Upgrade / Downgrade Strategy
Upgrade should be trivial since kube-proxy’s behavior of the Service is determined by whether a node port is set.
For existing Services that are upgraded, nodePort will continue to be set (even if allocateLoadBalancerNodePort: false).
On downgrade, if allocateLoadBalancerNodePorts: false, the worse case is that a Service which was intended to have
node ports disabled will now have node ports re-enabled. Assuming the loadbalancer implementation never relied on the node port,
re-enabling node port should not cause any traffic disruptions.
Version Skew Strategy
Version skew from the control plane to kube-proxy should be trivial since kube-proxy’s behavior is driven by the nodePort field
and not the allocateLoadBalancerNodePorts field.
Production Readiness Review Questionnaire
Feature Enablement and Rollback
This section must be completed when targeting alpha to a release.
How can this feature be enabled / disabled in a live cluster?
- Feature gate (also fill in values in
kep.yaml)- Feature gate name: ServiceLBNodePortControl
- Components depending on the feature gate: kube-apiserver
- Other
- Describe the mechanism:
- Will enabling / disabling the feature require downtime of the control plane?
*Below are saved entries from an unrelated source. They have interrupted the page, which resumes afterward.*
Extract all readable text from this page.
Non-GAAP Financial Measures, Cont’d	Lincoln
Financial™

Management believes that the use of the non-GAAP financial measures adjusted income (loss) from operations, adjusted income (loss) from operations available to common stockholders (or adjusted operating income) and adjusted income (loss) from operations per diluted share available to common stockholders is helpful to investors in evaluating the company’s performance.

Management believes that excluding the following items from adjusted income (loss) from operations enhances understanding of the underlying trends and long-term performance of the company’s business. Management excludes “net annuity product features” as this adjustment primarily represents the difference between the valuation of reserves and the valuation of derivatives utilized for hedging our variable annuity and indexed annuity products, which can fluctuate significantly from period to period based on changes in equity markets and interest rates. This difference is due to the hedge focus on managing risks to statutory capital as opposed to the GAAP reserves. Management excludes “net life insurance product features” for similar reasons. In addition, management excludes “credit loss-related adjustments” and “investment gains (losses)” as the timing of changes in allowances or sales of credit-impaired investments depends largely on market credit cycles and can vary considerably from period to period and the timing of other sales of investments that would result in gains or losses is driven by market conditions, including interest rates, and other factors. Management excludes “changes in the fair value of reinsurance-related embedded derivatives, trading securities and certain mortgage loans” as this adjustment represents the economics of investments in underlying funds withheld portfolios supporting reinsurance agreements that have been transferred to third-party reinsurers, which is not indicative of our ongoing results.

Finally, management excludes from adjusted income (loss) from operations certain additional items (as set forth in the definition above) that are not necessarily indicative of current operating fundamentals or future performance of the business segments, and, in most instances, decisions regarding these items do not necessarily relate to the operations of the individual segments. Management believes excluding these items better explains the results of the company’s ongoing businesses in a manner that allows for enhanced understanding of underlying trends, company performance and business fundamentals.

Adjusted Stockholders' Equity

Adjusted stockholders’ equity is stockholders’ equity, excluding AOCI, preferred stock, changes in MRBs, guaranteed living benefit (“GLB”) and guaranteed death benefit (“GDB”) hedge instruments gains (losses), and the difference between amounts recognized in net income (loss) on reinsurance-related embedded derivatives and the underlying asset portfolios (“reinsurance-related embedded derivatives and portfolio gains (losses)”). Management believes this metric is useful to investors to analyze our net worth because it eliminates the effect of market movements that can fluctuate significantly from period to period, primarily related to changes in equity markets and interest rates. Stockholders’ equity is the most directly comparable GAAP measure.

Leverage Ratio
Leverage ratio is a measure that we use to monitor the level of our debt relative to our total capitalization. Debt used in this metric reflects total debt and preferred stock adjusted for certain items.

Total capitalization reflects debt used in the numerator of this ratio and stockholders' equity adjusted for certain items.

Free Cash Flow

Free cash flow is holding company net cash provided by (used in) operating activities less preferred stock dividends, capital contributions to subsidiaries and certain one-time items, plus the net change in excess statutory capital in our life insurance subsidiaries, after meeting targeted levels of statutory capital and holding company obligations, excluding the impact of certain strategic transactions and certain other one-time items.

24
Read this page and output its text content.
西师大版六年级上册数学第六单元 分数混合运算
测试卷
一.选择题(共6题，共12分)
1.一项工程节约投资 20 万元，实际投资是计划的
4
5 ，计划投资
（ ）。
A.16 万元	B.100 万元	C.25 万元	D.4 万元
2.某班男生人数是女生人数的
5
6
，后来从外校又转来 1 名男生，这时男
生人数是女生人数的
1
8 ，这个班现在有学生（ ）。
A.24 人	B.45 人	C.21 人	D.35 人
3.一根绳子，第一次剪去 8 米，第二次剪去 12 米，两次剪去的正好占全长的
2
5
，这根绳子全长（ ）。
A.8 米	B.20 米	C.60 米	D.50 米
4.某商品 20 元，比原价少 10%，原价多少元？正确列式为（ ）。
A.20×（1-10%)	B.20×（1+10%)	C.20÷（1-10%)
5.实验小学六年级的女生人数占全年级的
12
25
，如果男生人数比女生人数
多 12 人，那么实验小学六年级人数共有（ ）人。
- Will enabling / disabling the feature require downtime or reprovisioning of a node?
- Feature gate (also fill in values in
Does enabling the feature change any default behavior?
No, enabling the feature gate but not setting spec.allocateLoadBalancerNodePorts will not
change any default behaviors in Service.
Can the feature be disabled once it has been enabled (i.e. can we roll back the enablement)?
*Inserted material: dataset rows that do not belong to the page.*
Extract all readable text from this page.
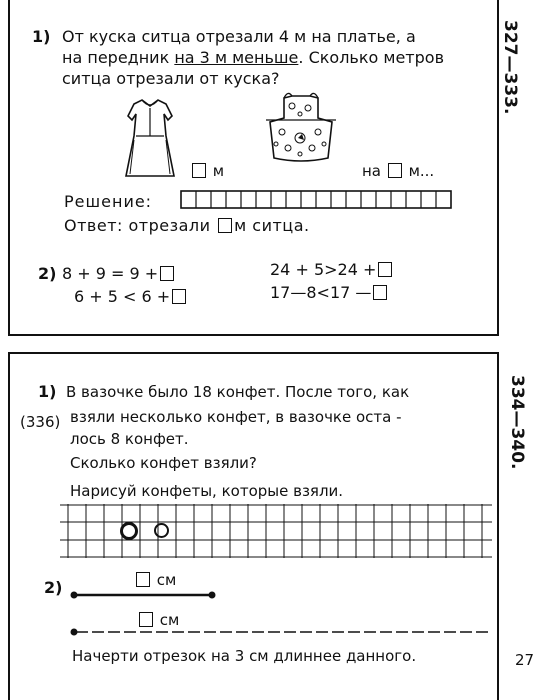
327—333.
1) От куска ситца отрезали 4 м на платье, а
на передник на 3 м меньше. Сколько метров
ситца отрезали от куска?
м	на м...
Решение:
Ответ: отрезали м ситца.
2) 8 + 9 = 9 +
6 + 5 < 6 +
24 + 5>24 +
17—8<17 —
334—340.
(336)
1) В вазочке было 18 конфет. После того, как
взяли несколько конфет, в вазочке оста -
лось 8 конфет.
Сколько конфет взяли?
Нарисуй конфеты, которые взяли.
2)	см
см
Начерти отрезок на 3 см длиннее данного.	27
Yes, if the feature gate is disabled, new Services cannot use the new field, but existing Services already using the field will continue to have it set. Updates to existing fields are allowed.
What happens if we reenable the feature if it was previously rolled back?
The existing value for
spec.allocateLoadBalancerNodePortswill remain intact since API strategy will not drop fields if existing resources have it set.Are there any tests for feature enablement/disablement?
Yes, there will be unit tests for the Service API strategy which exercises the behavior with the feature gate enabled and disabled.
Rollout, Upgrade and Rollback Planning
This section must be completed when targeting beta graduation to a release.
How can a rollout fail? Can it impact already running workloads?
By default this should not impact any existing Services since we are not changing any default behaviors.
Enabling this feature on new clusters can impact workloads if load balancers depend on node ports without users being aware.
What specific metrics should inform a rollback?
Metrics for node port counts will vary for Service LoadBalancers that set spec.allocateLoadBalancerNodeports=false.
If load balancers are misbehaving at the same time node port allocation metric is decreasing, the user may want to
consider rolling back this feature.
- Were upgrade and rollback tested? Was the upgrade->downgrade->upgrade path tested?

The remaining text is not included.